Лино хмыкает и отходит в сторону, пропуская друга в квартиру. Шурша пакетами, Чан буквально вваливается в прихожую, спотыкаясь о чьи-то кроссовки. Судя по размеру — то самого хозяина квартиры. Чан бурчит себе под нос, неаккуратно стягивая с себя обувь, наступая на задник пяток.

— Народ, я принёс еду, выпивку и украшения! — Чан, как и всегда, шумно заявляет о своём приходе.

— Ты хоть сначала разденься, — Хенджин отвлекается от попыток (неудачных, на самом деле) развесить гирлянду на двухметровую ёлку, которую часом ранее притащил довольный собой Джисон.

— Эй, эй! Он пока еще слишком трезвый для того, чтобы устраивать стриптиз, — откуда-то со стороны кухни подает голос Чанбин, тихонечко при этом хихикая.

— Зато ты, видимо, накидался уже, — хмыкает Чан, оставляя пакеты у дивана и всё же стягивая с себя куртку, потому что жарко до ужаса.

— Если бы, — Чанбин всё же выходит из кухни, — Лино спрятал весь алкоголь и сказал, что хрен его достанет раньше, чем одиннадцать ночи.

— Чтоб ты мне разнес квартиру?

— Придурки, — тихо и беззлобно фыркает Чан, не обращая больше внимания на переругивания этих двоих.

На огромный круглый стол, размещённый по центру гостиной, Чан начинает выгружать свои покупки одну за другой и даже не замечает, как неожиданно на фоне становится абсолютно тихо, и слышно лишь шуршание пакетов.
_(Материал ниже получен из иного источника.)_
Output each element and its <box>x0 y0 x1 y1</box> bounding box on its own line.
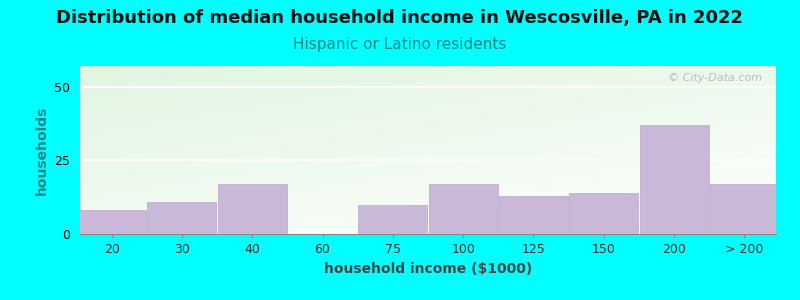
Text: © City-Data.com: © City-Data.com <box>668 73 762 83</box>
Text: Distribution of median household income in Wescosville, PA in 2022: Distribution of median household income … <box>57 9 743 27</box>
X-axis label: household income ($1000): household income ($1000) <box>324 262 532 276</box>
Bar <box>710 184 779 234</box>
Bar <box>499 196 568 234</box>
Bar <box>358 205 427 234</box>
Bar <box>570 193 638 234</box>
Y-axis label: households: households <box>34 105 49 195</box>
Bar <box>147 202 216 234</box>
Bar <box>640 125 709 234</box>
Bar <box>218 184 286 234</box>
Bar <box>77 210 146 234</box>
Bar <box>429 184 498 234</box>
Text: Hispanic or Latino residents: Hispanic or Latino residents <box>294 38 506 52</box>
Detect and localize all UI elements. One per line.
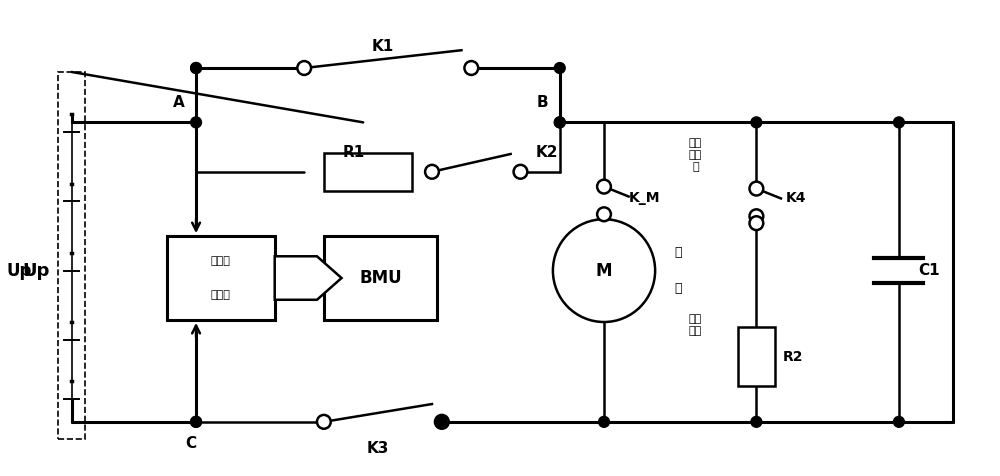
Circle shape — [597, 208, 611, 221]
Circle shape — [435, 415, 449, 429]
Circle shape — [750, 216, 763, 230]
Text: K_M: K_M — [629, 191, 660, 206]
Circle shape — [553, 219, 655, 322]
Circle shape — [317, 415, 331, 429]
Text: 电: 电 — [674, 246, 681, 259]
Text: A: A — [173, 95, 184, 110]
Text: C: C — [186, 436, 197, 451]
Text: Up: Up — [22, 262, 50, 279]
Text: 集电路: 集电路 — [211, 290, 231, 300]
Polygon shape — [275, 256, 342, 300]
FancyBboxPatch shape — [167, 236, 275, 320]
Circle shape — [554, 62, 565, 73]
Text: 电压采: 电压采 — [211, 256, 231, 266]
Text: C1: C1 — [919, 263, 940, 278]
Text: R1: R1 — [342, 145, 364, 159]
Text: BMU: BMU — [359, 269, 402, 287]
Circle shape — [191, 62, 201, 73]
Circle shape — [464, 61, 478, 75]
Circle shape — [894, 416, 904, 427]
Text: K3: K3 — [367, 441, 389, 456]
Text: K1: K1 — [372, 39, 394, 54]
Text: M: M — [596, 262, 612, 279]
Text: 加热
电阻: 加热 电阻 — [689, 314, 702, 336]
Circle shape — [750, 182, 763, 196]
FancyBboxPatch shape — [324, 153, 412, 190]
Circle shape — [554, 117, 565, 128]
Circle shape — [436, 416, 447, 427]
Circle shape — [597, 179, 611, 194]
Circle shape — [514, 165, 527, 178]
Circle shape — [751, 117, 762, 128]
Text: R2: R2 — [783, 349, 803, 364]
Circle shape — [191, 117, 201, 128]
Text: Up: Up — [7, 262, 32, 279]
Circle shape — [751, 416, 762, 427]
Circle shape — [750, 209, 763, 223]
FancyBboxPatch shape — [738, 327, 775, 386]
Circle shape — [554, 117, 565, 128]
Circle shape — [191, 416, 201, 427]
Circle shape — [425, 165, 439, 178]
Text: 加热
接触
器: 加热 接触 器 — [689, 139, 702, 171]
Text: 机: 机 — [674, 282, 681, 295]
Circle shape — [894, 117, 904, 128]
Circle shape — [599, 416, 609, 427]
Circle shape — [191, 62, 201, 73]
Text: K2: K2 — [535, 145, 558, 159]
Circle shape — [191, 416, 201, 427]
Text: K4: K4 — [786, 191, 806, 206]
FancyBboxPatch shape — [324, 236, 437, 320]
Text: B: B — [536, 95, 548, 110]
Circle shape — [299, 62, 310, 73]
Circle shape — [297, 61, 311, 75]
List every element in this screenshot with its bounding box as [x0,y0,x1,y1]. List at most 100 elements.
— Чан… А ты нафига столько петухов накупил? Ещё и чёрных.

— В смысле? — Чан понимает голову и удивлённо смотрит то на одного друга, то на другого, на лицах которых застыло удивление. — Год петуха же. Чёрного.

— У нас уже есть один петушара — ты. Зачем нам ещё и год петуха? — Лино со скепсисом смотрит на коробку ёлочных украшений, свечи и салфетки с символом года, но вот явно не того.

— Мне больше интересно, где он это все раздобыл. Учитывая, что должен быть год кролика и все магазины забиты этими самыми кроликами и котами, — тихо подаёт голос Сынмин, который до этого тихо сидел на диване и читал какую-то книгу, найденную в закромах квартиры Лино.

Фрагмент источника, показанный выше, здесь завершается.